MV: It's intriguing. When I think back 20 years ago there has been Star Wars and Indiana Jones, and slowly sci-fi became respectable in that last 25 years or so. It's intriguing to see how the audience shifted. It seems material they might not have been comfortable with before that time has become more acceptable. You're less sort of prone to write it off like, "Oh that's some Buck Rogers show".

Falling Skies
at its core is a human show. Tom Mason, it's about him, his children, and these other people gathering and trying to find a way to deal with this alien threat. At the core the show is about humanity and decent people trying to hold on to what makes them human. These things are true for all dramas and hopefully people will enjoy the sci-fi stuff but also be pulled into the human drama of it.

CA: You began writing for Dark Horse pretty early on in the publisher's history. How would you compare the process of putting together the Falling Skies comic book material to your earliest interactions with DH?

MV: As great. I've had a long, great relationship with Dark Horse. I knew [Dark Horse founder and president] Michael Richardson for thirty years, and long before Dark Horse was formed. We're friends going way back. The early books were a blast to work on. I don't mean this to sound like a slight. I did some work with DC and a little with Marvel, but when I worked with Dark Horse we tried to put out great comics, whether they were licensed or not didn't matter.
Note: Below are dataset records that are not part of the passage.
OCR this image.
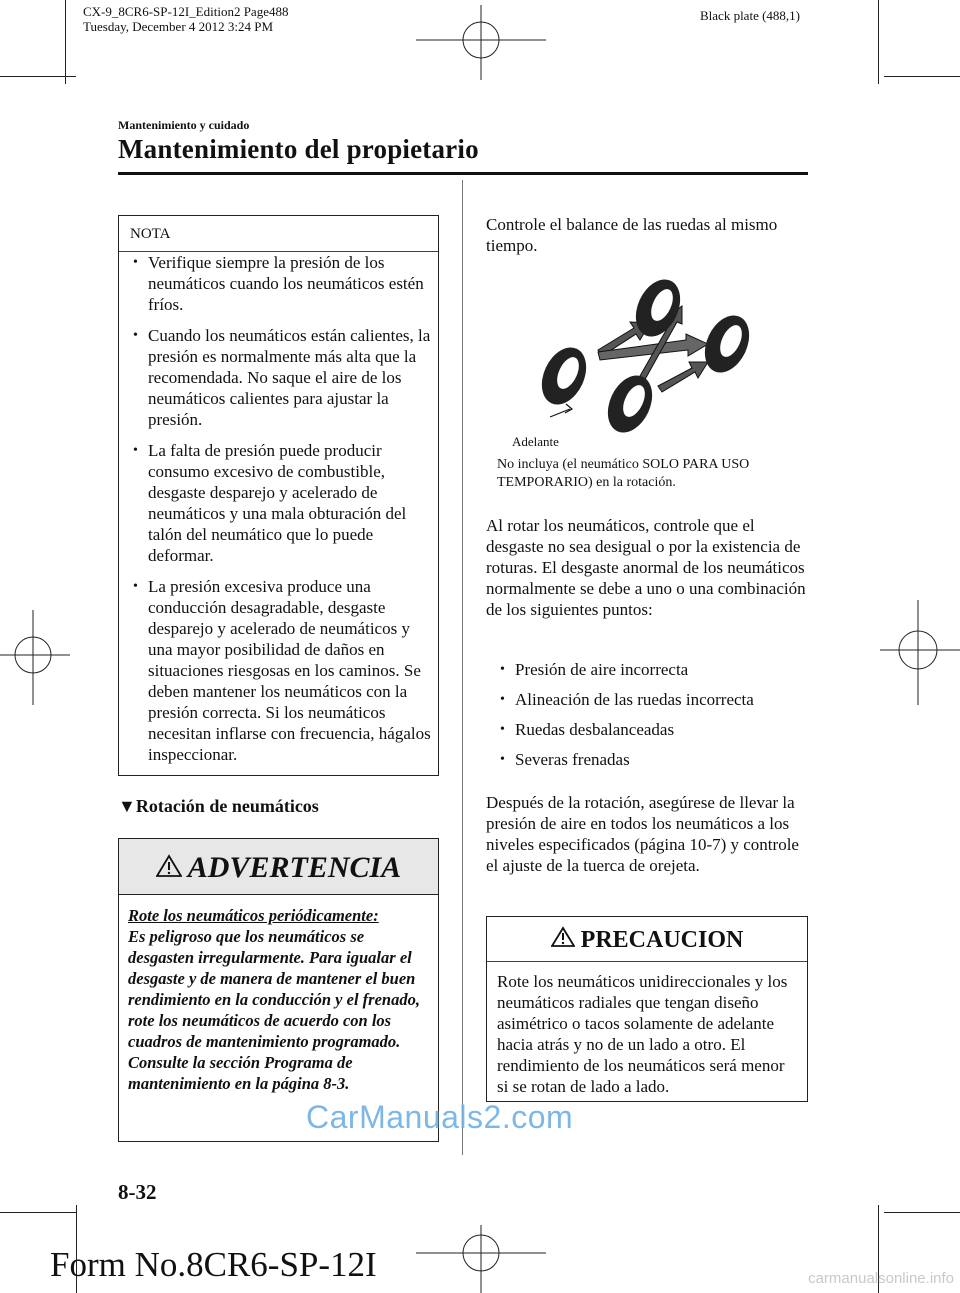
CX-9_8CR6-SP-12I_Edition2 Page488
Tuesday, December 4 2012 3:24 PM
Black plate (488,1)
Mantenimiento y cuidado
Mantenimiento del propietario
NOTA
• Verifique siempre la presión de los neumáticos cuando los neumáticos estén fríos.
• Cuando los neumáticos están calientes, la presión es normalmente más alta que la recomendada. No saque el aire de los neumáticos calientes para ajustar la presión.
• La falta de presión puede producir consumo excesivo de combustible, desgaste desparejo y acelerado de neumáticos y una mala obturación del talón del neumático que lo puede deformar.
• La presión excesiva produce una conducción desagradable, desgaste desparejo y acelerado de neumáticos y una mayor posibilidad de daños en situaciones riesgosas en los caminos. Se deben mantener los neumáticos con la presión correcta. Si los neumáticos necesitan inflarse con frecuencia, hágalos inspeccionar.
▼Rotación de neumáticos
ADVERTENCIA
Rote los neumáticos periódicamente:
Es peligroso que los neumáticos se desgasten irregularmente. Para igualar el desgaste y de manera de mantener el buen rendimiento en la conducción y el frenado, rote los neumáticos de acuerdo con los cuadros de mantenimiento programado.
Consulte la sección Programa de mantenimiento en la página 8-3.
Controle el balance de las ruedas al mismo tiempo.
Adelante
No incluya (el neumático SOLO PARA USO TEMPORARIO) en la rotación.
Al rotar los neumáticos, controle que el desgaste no sea desigual o por la existencia de roturas. El desgaste anormal de los neumáticos normalmente se debe a uno o una combinación de los siguientes puntos:
• Presión de aire incorrecta
• Alineación de las ruedas incorrecta
• Ruedas desbalanceadas
• Severas frenadas
Después de la rotación, asegúrese de llevar la presión de aire en todos los neumáticos a los niveles especificados (página 10-7) y controle el ajuste de la tuerca de orejeta.
PRECAUCION
Rote los neumáticos unidireccionales y los neumáticos radiales que tengan diseño asimétrico o tacos solamente de adelante hacia atrás y no de un lado a otro. El rendimiento de los neumáticos será menor si se rotan de lado a lado.
8-32
Form No.8CR6-SP-12I
CarManuals2.com
carmanualsonline.info
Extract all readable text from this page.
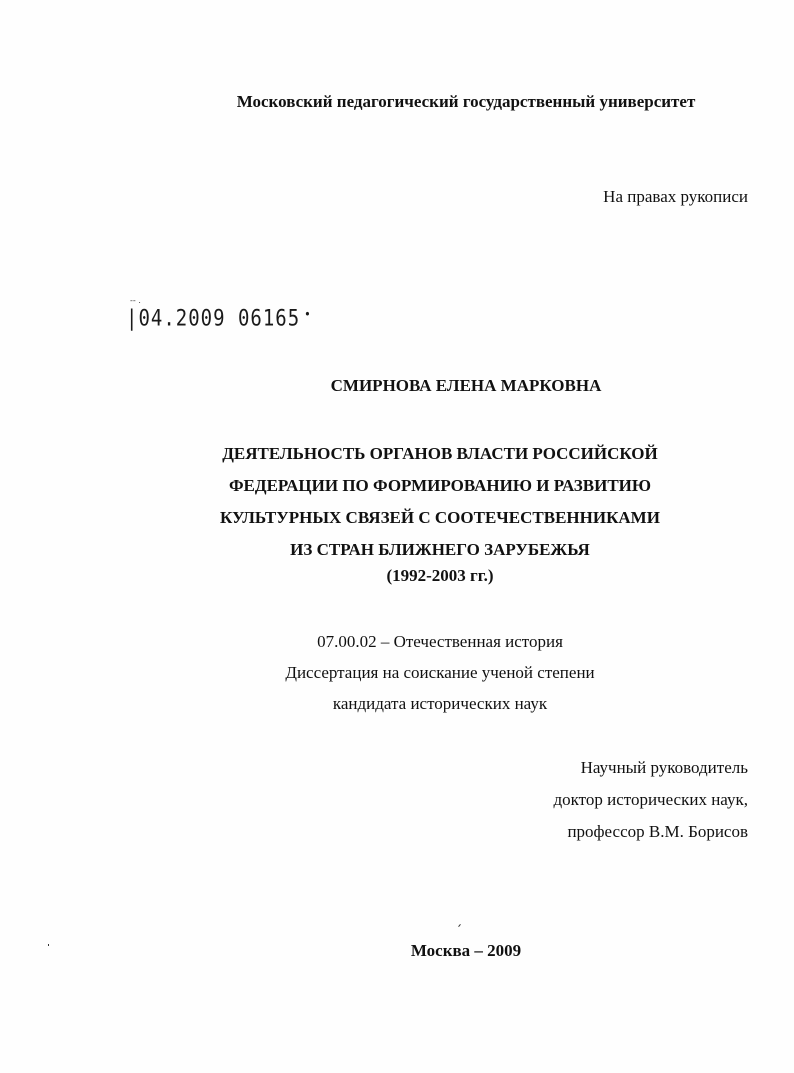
Московский педагогический государственный университет
На правах рукописи
-- .
|04.2009 06165 •
СМИРНОВА ЕЛЕНА МАРКОВНА
ДЕЯТЕЛЬНОСТЬ ОРГАНОВ ВЛАСТИ РОССИЙСКОЙ
ФЕДЕРАЦИИ ПО ФОРМИРОВАНИЮ И РАЗВИТИЮ
КУЛЬТУРНЫХ СВЯЗЕЙ С СООТЕЧЕСТВЕННИКАМИ
ИЗ СТРАН БЛИЖНЕГО ЗАРУБЕЖЬЯ
(1992-2003 гг.)
07.00.02 – Отечественная история
Диссертация на соискание ученой степени
кандидата исторических наук
Научный руководитель
доктор исторических наук,
профессор В.М. Борисов
Москва – 2009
That's exactly what we're doing with the Falling Skies comic, we're trying to do the best stories that we can and make them fun. We're not just trying to do something on the side to support the show. Comics should be great comics, and hopefully people will enjoy these.
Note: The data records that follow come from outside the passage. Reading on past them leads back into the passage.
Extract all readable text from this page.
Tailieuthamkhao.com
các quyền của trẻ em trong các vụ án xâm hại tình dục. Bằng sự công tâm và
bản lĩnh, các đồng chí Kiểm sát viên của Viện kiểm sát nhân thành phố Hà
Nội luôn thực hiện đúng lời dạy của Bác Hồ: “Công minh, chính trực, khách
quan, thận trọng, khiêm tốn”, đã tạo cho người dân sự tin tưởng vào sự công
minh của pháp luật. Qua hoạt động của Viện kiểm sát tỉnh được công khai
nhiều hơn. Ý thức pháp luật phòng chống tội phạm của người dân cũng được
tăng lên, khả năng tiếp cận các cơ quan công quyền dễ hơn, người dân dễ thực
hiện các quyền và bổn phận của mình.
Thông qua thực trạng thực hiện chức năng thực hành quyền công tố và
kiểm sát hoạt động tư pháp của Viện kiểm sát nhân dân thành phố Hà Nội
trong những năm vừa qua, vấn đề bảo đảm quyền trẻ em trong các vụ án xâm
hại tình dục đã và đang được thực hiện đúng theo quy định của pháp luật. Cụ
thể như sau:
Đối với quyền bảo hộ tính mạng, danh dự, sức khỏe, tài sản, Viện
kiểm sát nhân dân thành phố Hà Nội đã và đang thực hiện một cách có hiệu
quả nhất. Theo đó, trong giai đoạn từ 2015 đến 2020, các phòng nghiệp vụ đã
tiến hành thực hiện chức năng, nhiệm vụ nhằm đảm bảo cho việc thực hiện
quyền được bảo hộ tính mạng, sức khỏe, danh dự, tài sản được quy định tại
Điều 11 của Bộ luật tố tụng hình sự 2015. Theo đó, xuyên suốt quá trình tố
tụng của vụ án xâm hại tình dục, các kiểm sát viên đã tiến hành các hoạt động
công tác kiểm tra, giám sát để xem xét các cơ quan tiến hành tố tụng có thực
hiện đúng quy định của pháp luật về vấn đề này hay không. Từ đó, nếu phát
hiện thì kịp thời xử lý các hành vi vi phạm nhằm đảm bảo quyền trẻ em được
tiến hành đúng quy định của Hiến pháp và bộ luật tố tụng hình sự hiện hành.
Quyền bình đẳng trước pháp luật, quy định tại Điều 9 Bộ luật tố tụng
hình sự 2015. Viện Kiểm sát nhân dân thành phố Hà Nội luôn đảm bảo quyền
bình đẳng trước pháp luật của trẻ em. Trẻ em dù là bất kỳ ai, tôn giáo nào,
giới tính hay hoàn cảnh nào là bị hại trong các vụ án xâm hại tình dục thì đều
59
CA: Have you found yourself drawing from your experience writing Aliens comics while working on Falling Skies?

MV: I think everything that you do adds into the thing you're doing next. So I think the whole panoply of stuff I've done is part and parcel of what I do now. We started with an incredible canvas to begin with from Rob Rodat and Steven Spielberg. The things I've done on Aliens lead into things I've done on Battle Star, and all that stuff adds into what I bring to Falling Skies. Although I think there is a very different feel between Falling Skies, Battle Star Galactica, and Aliens.

CA: Do you believe aliens exist, and if so, do you think they're anything like the ones you're currently writing about?

MV: This is going to be a dull answer, but I do not think aliens exist, and if they do, I sure hope they're nothing like the Skitters but more like ET [Laughs].

I really don't though. It's funny, I read so much about aliens and outer space, but I'm also an anti-conspiracy guy. I think people would talk and it's hard to keep things like a conspiracy going, especially with something like this. You also have to wonder if the aliens came and landed, we would know about it. It would be hard to miss, so there's no reason to play dumb.

That said, I'm happy to be proved wrong, though, and if a spaceship lands in Toronto or Los Angeles, I'm happy to say I was wrong and that I apologize.

CA: Is there anything else you want us to know about the Falling Skies comic?

MV: These comics are a great way to lead into the show and the comics are canon for Falling Skies. They're not "imaginary stories," to use a word DC used to throw around. So you can read these comics and that's us saying how our characters met. But you don't need to read the comics to enjoy the show. If you do, you'll be fine, and if you don't? You'll be fine. They're just a fun way for people to really get into the show and explore what we're creating here.